The Dolphins have a solid core of cornerbacks led by youngsters Vontae Davis and Sean Smith. While they aren't as strong as what the Vikings faced against the Saints, they are learning quickly. Both started as rookies and, while fifth-year man Jason Allen got the start in Week 1, Smith is seen as the future – a 6-3 corner with cover skills. Former Viking Benny Sapp is learning a new system, but, seeing as the Dolphins parted with Greg Camarillo to get him, it seems clear they have a plan for him in the secondary as their nickel back. While Davis and Smith are viewed as the future, seventh-year safety Yeremiah Bell is the leader of the secondary. An old-school safety, he is adept at delivering the big hit over the middle and keeping receivers nervous. He isn't a playmaker because he seems more focused on delivering the highlight film hit and has dropped too many interception opportunities. Chris Clemons has elite speed to help over the top on deep routes, but isn't overly physical. As a result, he will share time with Tyrone Culver, who is much more dependable in run support. This is a group that is growing together and, by the end of the season, could be formidable.

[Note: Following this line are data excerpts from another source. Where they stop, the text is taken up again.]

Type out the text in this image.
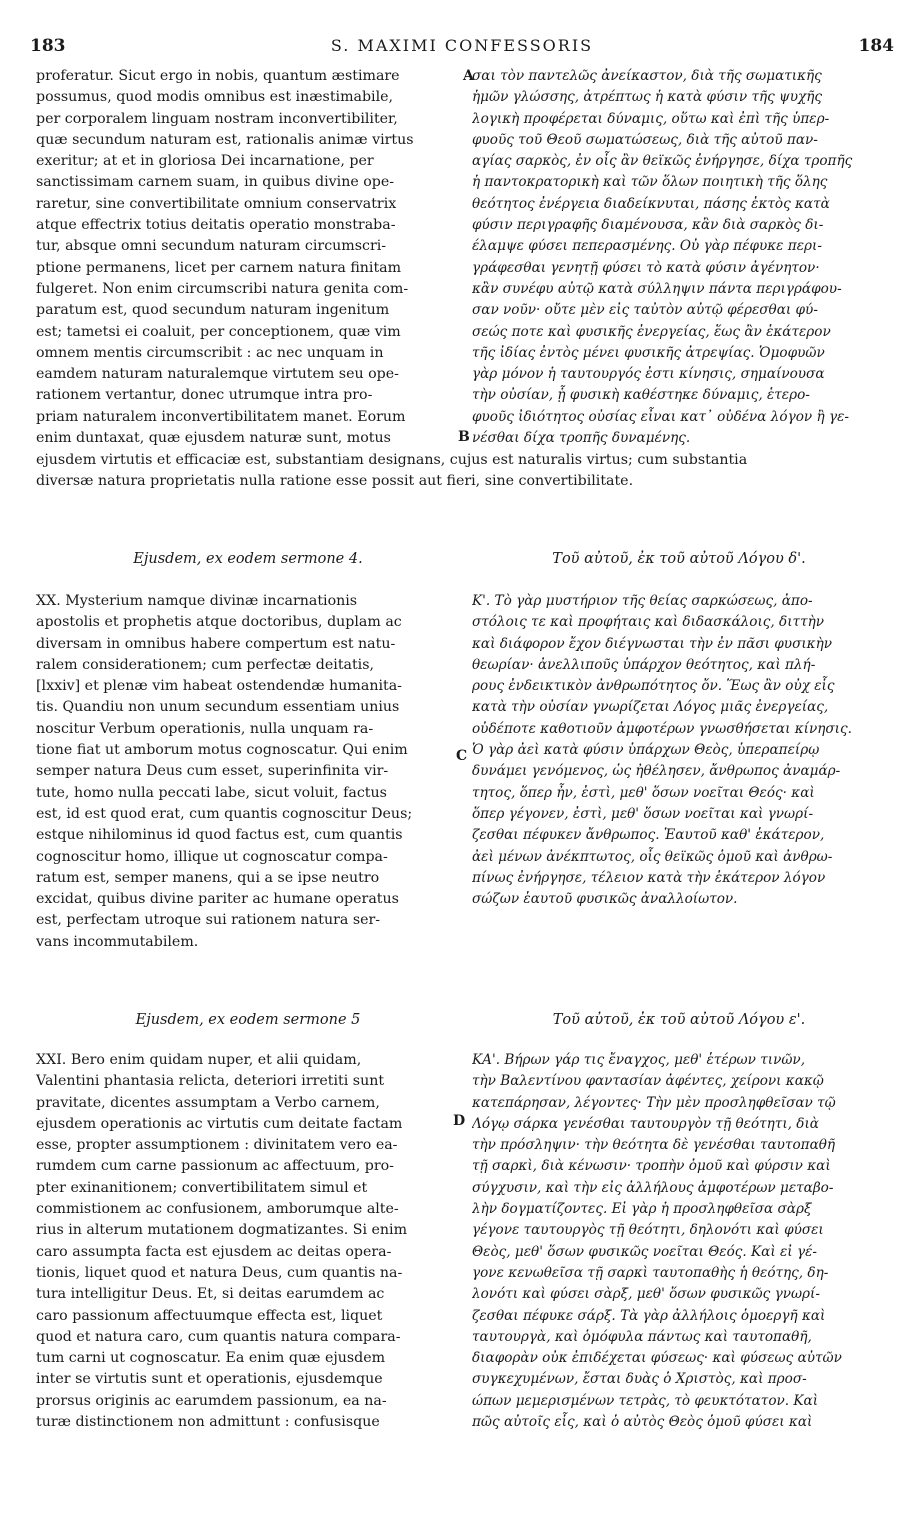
183	S. MAXIMI CONFESSORIS	184
A
B
C
D
proferatur. Sicut ergo in nobis, quantum æstimare
possumus, quod modis omnibus est inæstimabile,
per corporalem linguam nostram inconvertibiliter,
quæ secundum naturam est, rationalis animæ virtus
exeritur; at et in gloriosa Dei incarnatione, per
sanctissimam carnem suam, in quibus divine ope-
raretur, sine convertibilitate omnium conservatrix
atque effectrix totius deitatis operatio monstraba-
tur, absque omni secundum naturam circumscri-
ptione permanens, licet per carnem natura finitam
fulgeret. Non enim circumscribi natura genita com-
paratum est, quod secundum naturam ingenitum
est; tametsi ei coaluit, per conceptionem, quæ vim
omnem mentis circumscribit : ac nec unquam in
eamdem naturam naturalemque virtutem seu ope-
rationem vertantur, donec utrumque intra pro-
priam naturalem inconvertibilitatem manet. Eorum
enim duntaxat, quæ ejusdem naturæ sunt, motus
σαι τὸν παντελῶς ἀνείκαστον, διὰ τῆς σωματικῆς
ἡμῶν γλώσσης, ἀτρέπτως ἡ κατὰ φύσιν τῆς ψυχῆς
λογικὴ προφέρεται δύναμις, οὕτω καὶ ἐπὶ τῆς ὑπερ-
φυοῦς τοῦ Θεοῦ σωματώσεως, διὰ τῆς αὐτοῦ παν-
αγίας σαρκὸς, ἐν οἷς ἂν θεϊκῶς ἐνήργησε, δίχα τροπῆς
ἡ παντοκρατορικὴ καὶ τῶν ὅλων ποιητικὴ τῆς ὅλης
θεότητος ἐνέργεια διαδείκνυται, πάσης ἐκτὸς κατὰ
φύσιν περιγραφῆς διαμένουσα, κἂν διὰ σαρκὸς δι-
έλαμψε φύσει πεπερασμένης. Οὐ γὰρ πέφυκε περι-
γράφεσθαι γενητῇ φύσει τὸ κατὰ φύσιν ἀγένητον·
κἂν συνέφυ αὐτῷ κατὰ σύλληψιν πάντα περιγράφου-
σαν νοῦν· οὔτε μὲν εἰς ταὐτὸν αὐτῷ φέρεσθαι φύ-
σεώς ποτε καὶ φυσικῆς ἐνεργείας, ἕως ἂν ἑκάτερον
τῆς ἰδίας ἐντὸς μένει φυσικῆς ἀτρεψίας. Ὁμοφυῶν
γὰρ μόνον ἡ ταυτουργός ἐστι κίνησις, σημαίνουσα
τὴν οὐσίαν, ᾗ φυσικὴ καθέστηκε δύναμις, ἑτερο-
φυοῦς ἰδιότητος οὐσίας εἶναι κατ᾽ οὐδένα λόγον ἢ γε-
νέσθαι δίχα τροπῆς δυναμένης.
ejusdem virtutis et efficaciæ est, substantiam designans, cujus est naturalis virtus; cum substantia
diversæ natura proprietatis nulla ratione esse possit aut fieri, sine convertibilitate.
Ejusdem, ex eodem sermone 4.	Τοῦ αὐτοῦ, ἐκ τοῦ αὐτοῦ Λόγου δ'.
XX. Mysterium namque divinæ incarnationis
apostolis et prophetis atque doctoribus, duplam ac
diversam in omnibus habere compertum est natu-
ralem considerationem; cum perfectæ deitatis,
[lxxiv] et plenæ vim habeat ostendendæ humanita-
tis. Quandiu non unum secundum essentiam unius
noscitur Verbum operationis, nulla unquam ra-
tione fiat ut amborum motus cognoscatur. Qui enim
semper natura Deus cum esset, superinfinita vir-
tute, homo nulla peccati labe, sicut voluit, factus
est, id est quod erat, cum quantis cognoscitur Deus;
estque nihilominus id quod factus est, cum quantis
cognoscitur homo, illique ut cognoscatur compa-
ratum est, semper manens, qui a se ipse neutro
excidat, quibus divine pariter ac humane operatus
est, perfectam utroque sui rationem natura ser-
vans incommutabilem.
Κ'. Τὸ γὰρ μυστήριον τῆς θείας σαρκώσεως, ἀπο-
στόλοις τε καὶ προφήταις καὶ διδασκάλοις, διττὴν
καὶ διάφορον ἔχον διέγνωσται τὴν ἐν πᾶσι φυσικὴν
θεωρίαν· ἀνελλιποῦς ὑπάρχον θεότητος, καὶ πλή-
ρους ἐνδεικτικὸν ἀνθρωπότητος ὄν. Ἕως ἂν οὐχ εἷς
κατὰ τὴν οὐσίαν γνωρίζεται Λόγος μιᾶς ἐνεργείας,
οὐδέποτε καθοτιοῦν ἀμφοτέρων γνωσθήσεται κίνησις.
Ὁ γὰρ ἀεὶ κατὰ φύσιν ὑπάρχων Θεὸς, ὑπεραπείρῳ
δυνάμει γενόμενος, ὡς ἠθέλησεν, ἄνθρωπος ἀναμάρ-
τητος, ὅπερ ἦν, ἐστὶ, μεθ' ὅσων νοεῖται Θεός· καὶ
ὅπερ γέγονεν, ἐστὶ, μεθ' ὅσων νοεῖται καὶ γνωρί-
ζεσθαι πέφυκεν ἄνθρωπος. Ἑαυτοῦ καθ' ἑκάτερον,
ἀεὶ μένων ἀνέκπτωτος, οἷς θεϊκῶς ὁμοῦ καὶ ἀνθρω-
πίνως ἐνήργησε, τέλειον κατὰ τὴν ἑκάτερον λόγον
σώζων ἑαυτοῦ φυσικῶς ἀναλλοίωτον.
Ejusdem, ex eodem sermone 5	Τοῦ αὐτοῦ, ἐκ τοῦ αὐτοῦ Λόγου ε'.
XXI. Bero enim quidam nuper, et alii quidam,
Valentini phantasia relicta, deteriori irretiti sunt
pravitate, dicentes assumptam a Verbo carnem,
ejusdem operationis ac virtutis cum deitate factam
esse, propter assumptionem : divinitatem vero ea-
rumdem cum carne passionum ac affectuum, pro-
pter exinanitionem; convertibilitatem simul et
commistionem ac confusionem, amborumque alte-
rius in alterum mutationem dogmatizantes. Si enim
caro assumpta facta est ejusdem ac deitas opera-
tionis, liquet quod et natura Deus, cum quantis na-
tura intelligitur Deus. Et, si deitas earumdem ac
caro passionum affectuumque effecta est, liquet
quod et natura caro, cum quantis natura compara-
tum carni ut cognoscatur. Ea enim quæ ejusdem
inter se virtutis sunt et operationis, ejusdemque
prorsus originis ac earumdem passionum, ea na-
turæ distinctionem non admittunt : confusisque
ΚΑ'. Βήρων γάρ τις ἔναγχος, μεθ' ἑτέρων τινῶν,
τὴν Βαλεντίνου φαντασίαν ἀφέντες, χείρονι κακῷ
κατεπάρησαν, λέγοντες· Τὴν μὲν προσληφθεῖσαν τῷ
Λόγῳ σάρκα γενέσθαι ταυτουργὸν τῇ θεότητι, διὰ
τὴν πρόσληψιν· τὴν θεότητα δὲ γενέσθαι ταυτοπαθῆ
τῇ σαρκὶ, διὰ κένωσιν· τροπὴν ὁμοῦ καὶ φύρσιν καὶ
σύγχυσιν, καὶ τὴν εἰς ἀλλήλους ἀμφοτέρων μεταβο-
λὴν δογματίζοντες. Εἰ γὰρ ἡ προσληφθεῖσα σὰρξ
γέγονε ταυτουργὸς τῇ θεότητι, δηλονότι καὶ φύσει
Θεὸς, μεθ' ὅσων φυσικῶς νοεῖται Θεός. Καὶ εἰ γέ-
γονε κενωθεῖσα τῇ σαρκὶ ταυτοπαθὴς ἡ θεότης, δη-
λονότι καὶ φύσει σὰρξ, μεθ' ὅσων φυσικῶς γνωρί-
ζεσθαι πέφυκε σάρξ. Τὰ γὰρ ἀλλήλοις ὁμοεργῆ καὶ
ταυτουργὰ, καὶ ὁμόφυλα πάντως καὶ ταυτοπαθῆ,
διαφορὰν οὐκ ἐπιδέχεται φύσεως· καὶ φύσεως αὐτῶν
συγκεχυμένων, ἔσται δυὰς ὁ Χριστὸς, καὶ προσ-
ώπων μεμερισμένων τετρὰς, τὸ φευκτότατον. Καὶ
πῶς αὐτοῖς εἷς, καὶ ὁ αὐτὸς Θεὸς ὁμοῦ φύσει καὶ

The Dolphins are an organization that has risen from the ashes of a 1-15 season in 2007 to amassing talent on both sides of the ball. They appear to be a clear step behind the Patriots and Jets in the division, but they are a dangerous team that can control the ball on offense and make big plays on defense. Given the number of new players starting Sunday on both sides of the ball, the Vikings may be fortunate to be catching them early. If they can stay healthy, by year's end Miami may be a team to contend with, but, for the Vikings purposes, they are team that looks to be exploitable on both sides of the ball.